Bank secrecy (or bank privacy) is a legal principle in some jurisdictions under which banks are not allowed to provide to authorities personal and account information about their customers unless certain conditions apply (for example, a criminal complaint has been filed). In some cases, additional privacy is provided to beneficial owners through the use of numbered bank accounts or otherwise. Bank secrecy is prevalent in certain countries such as Switzerland, Singapore, Lebanon and Luxembourg, as well as offshore banks and other tax havens under voluntary or statutory privacy provisions.
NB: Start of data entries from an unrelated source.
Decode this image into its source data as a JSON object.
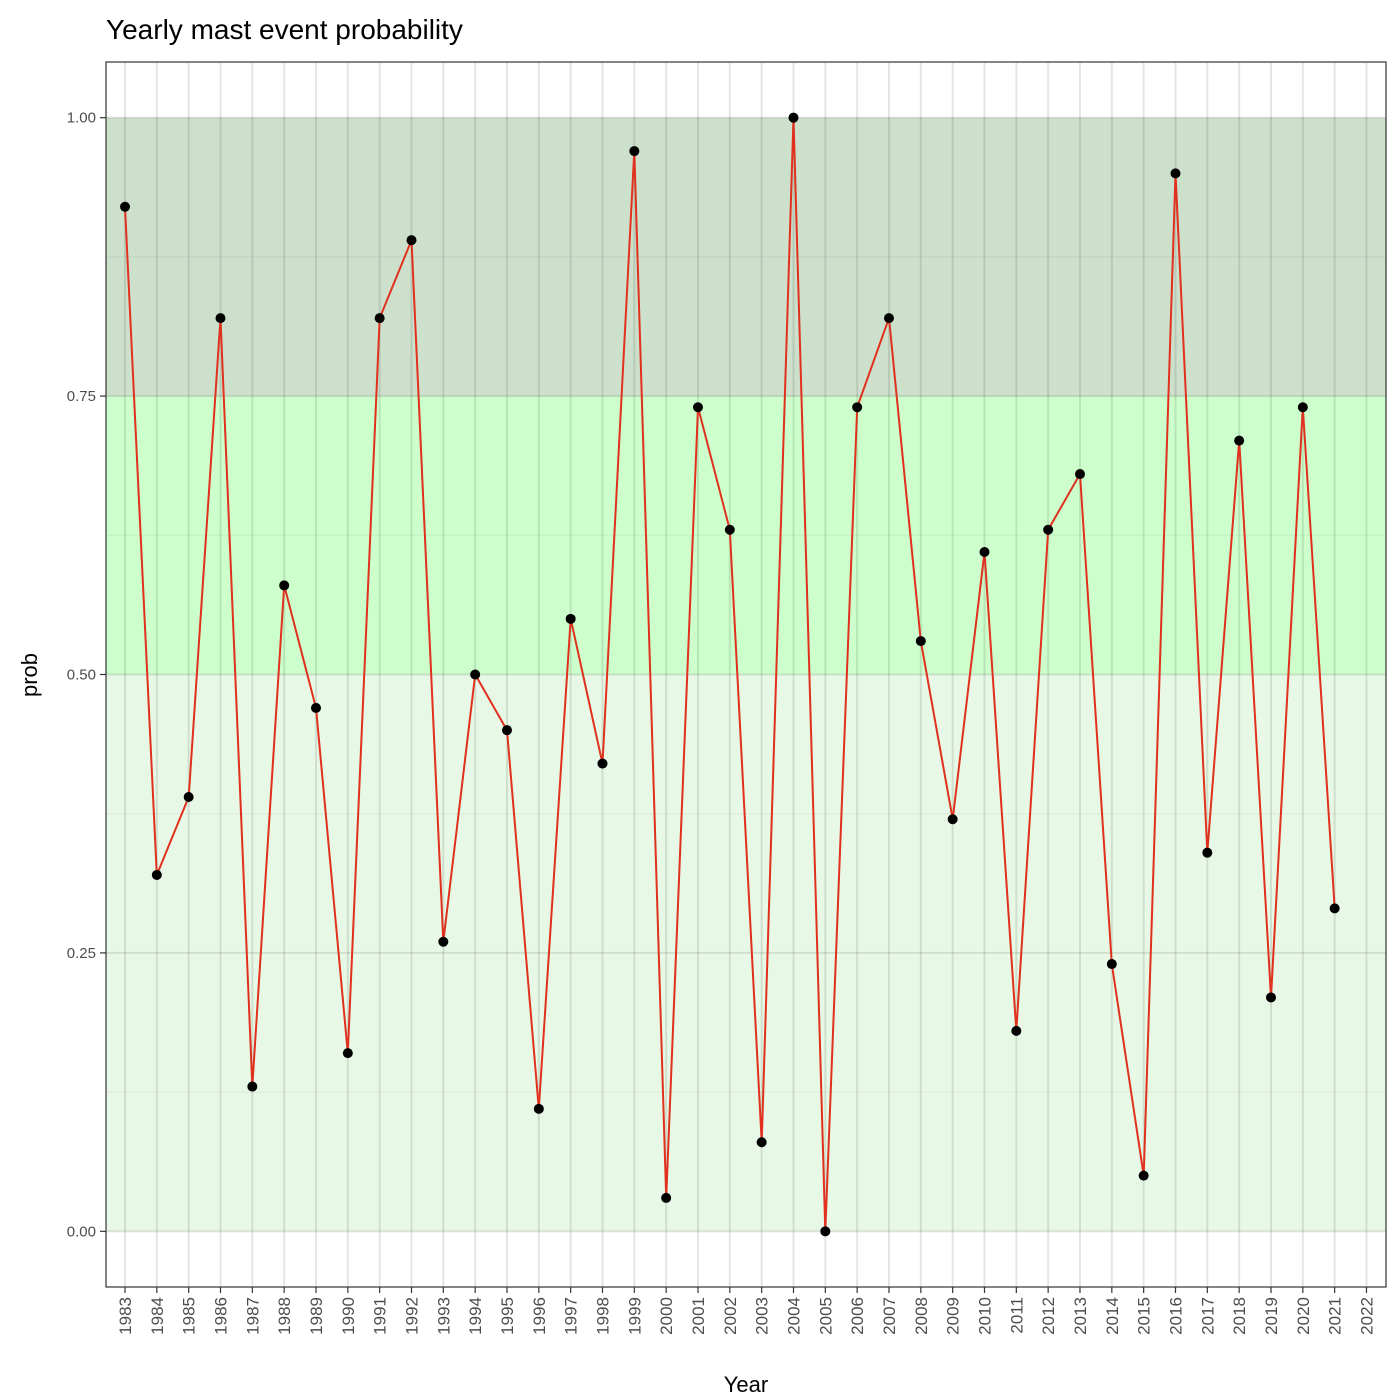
{
  "chart_data": {
    "type": "line",
    "title": "Yearly mast event probability",
    "xlabel": "Year",
    "ylabel": "prob",
    "ylim": [
      -0.05,
      1.05
    ],
    "y_ticks": [
      "0.00",
      "0.25",
      "0.50",
      "0.75",
      "1.00"
    ],
    "y_tick_values": [
      0,
      0.25,
      0.5,
      0.75,
      1.0
    ],
    "x_ticks": [
      "1983",
      "1984",
      "1985",
      "1986",
      "1987",
      "1988",
      "1989",
      "1990",
      "1991",
      "1992",
      "1993",
      "1994",
      "1995",
      "1996",
      "1997",
      "1998",
      "1999",
      "2000",
      "2001",
      "2002",
      "2003",
      "2004",
      "2005",
      "2006",
      "2007",
      "2008",
      "2009",
      "2010",
      "2011",
      "2012",
      "2013",
      "2014",
      "2015",
      "2016",
      "2017",
      "2018",
      "2019",
      "2020",
      "2021",
      "2022"
    ],
    "grid": true,
    "bands": [
      {
        "from": 0.0,
        "to": 0.5,
        "color": "#e8f8e6"
      },
      {
        "from": 0.5,
        "to": 0.75,
        "color": "#ccffcc"
      },
      {
        "from": 0.75,
        "to": 1.0,
        "color": "#cde0cc"
      }
    ],
    "line_color": "#e0301e",
    "point_color": "#000000",
    "series": [
      {
        "x": [
          1983,
          1984,
          1985,
          1986,
          1987,
          1988,
          1989,
          1990,
          1991,
          1992,
          1993,
          1994,
          1995,
          1996,
          1997,
          1998,
          1999,
          2000,
          2001,
          2002,
          2003,
          2004,
          2005,
          2006,
          2007,
          2008,
          2009,
          2010,
          2011,
          2012,
          2013,
          2014,
          2015,
          2016,
          2017,
          2018,
          2019,
          2020,
          2021
        ],
        "values": [
          0.92,
          0.32,
          0.39,
          0.82,
          0.13,
          0.58,
          0.47,
          0.16,
          0.82,
          0.89,
          0.26,
          0.5,
          0.45,
          0.11,
          0.55,
          0.42,
          0.97,
          0.03,
          0.74,
          0.63,
          0.08,
          1.0,
          0.0,
          0.74,
          0.82,
          0.53,
          0.37,
          0.61,
          0.18,
          0.63,
          0.68,
          0.24,
          0.05,
          0.95,
          0.34,
          0.71,
          0.21,
          0.74,
          0.29
        ]
      }
    ]
  }
}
Created by the Swiss Banking Act of 1934, which led to the famous Swiss bank, the principle of bank secrecy is always considered one of the main aspects of private banking. It has also been accused by NGOs and governments of being one of the main instruments of underground economy and organized crime, in particular following the class action suit against the Vatican Bank in the 1990s, the Clearstream scandal and the terrorist attacks of September 11, 2001. Former bank employees from banks in Switzerland (UBS, Julius Baer) and Liechtenstein (LGT Group) have testified that their former institutions helped clients evade billions of dollars in taxes by routing money through offshore havens in the Caribbean and Switzerland. One of these, Rudolf M. Elmer, wrote, “It is a global problem…Offshore tax evasion is the biggest theft among societies and neighbor states in this world.”

[Photo courtesy WorldMeets.us. Parts of this article were lifted from the Wikipedia.org article “Bank secrecy” in a manner compliant to the terms stipulated in the Creative Commons Attribution-ShareAlike 3.0 Unported License that governs usage of content made available in this site.]

3 Replies to “Ill-gotten evidence used to prove ill-gotten wealth”

  1. Some lessons SHOULD be learned the hard way. If it will cost the economy particularly the banking sector brought about by idiotic decisions of our leaders, so be it. That will make people mature to realize what they have voted for.

    1. i totally agree with you.

      meanwhile should i head for my bank? should we be scared? what are the probabilities that bank runs will occur due to this idiocy? do filipinos actually care enough (or know enough, for that matter) about this to actually head for their banks?

      i have read tweets that fil-chi businessmen may threaten to withdraw (sorry, don’t know how to link tweets in my timeline of several days ago) their money and then do business by LC. possible?